In late March, the café was looking to expand its weekend-only takeout operation to include Thursday hours, along with the addition of sandwiches. Wochensky says his team plans to open the café’s front seating area for the Springville Art Crawl on June 5.

Seating area at the Arts Cafe in Springville
Studio and classroom at the Arts Café in Springville

In addition to the beautiful aromas, satisfying baked goods and community bonding, this café is also driven by art, as the name indicates. The main floor features a stage and the basement has a community arts room replete with tables, art supplies and even dramatic lighting. On the roof, a modest garden is meant mostly to provide herbs for the kitchen—but the garden is also an homage to horticultural arts.

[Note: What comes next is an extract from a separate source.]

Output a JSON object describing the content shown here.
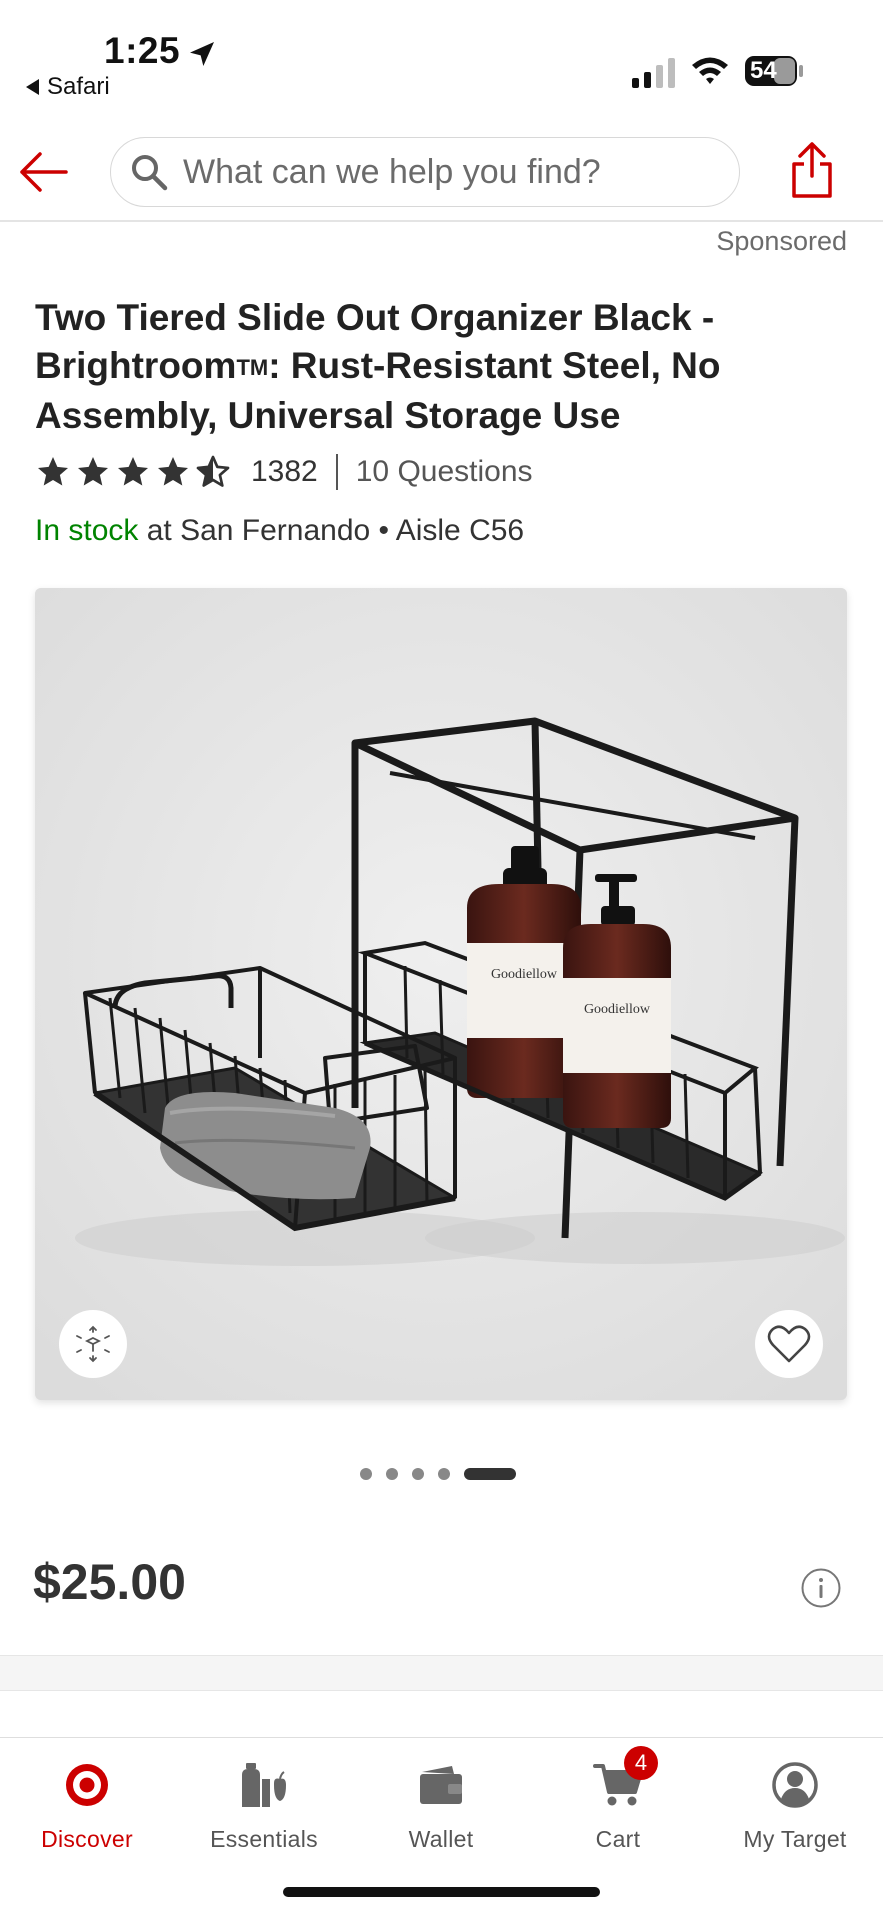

Whether it brings us together in wonder, amusement or horror, good art has a unifying effect, and throughout the COVID pandemic that sense of unity through art has been sorely lacking.

Apple founder Steve Jobs was right: Technology alone is not enough.

“It’s technology married with the liberal arts,” Jobs went on to say, “married with the humanities, that yields the results that makes our hearts sing.”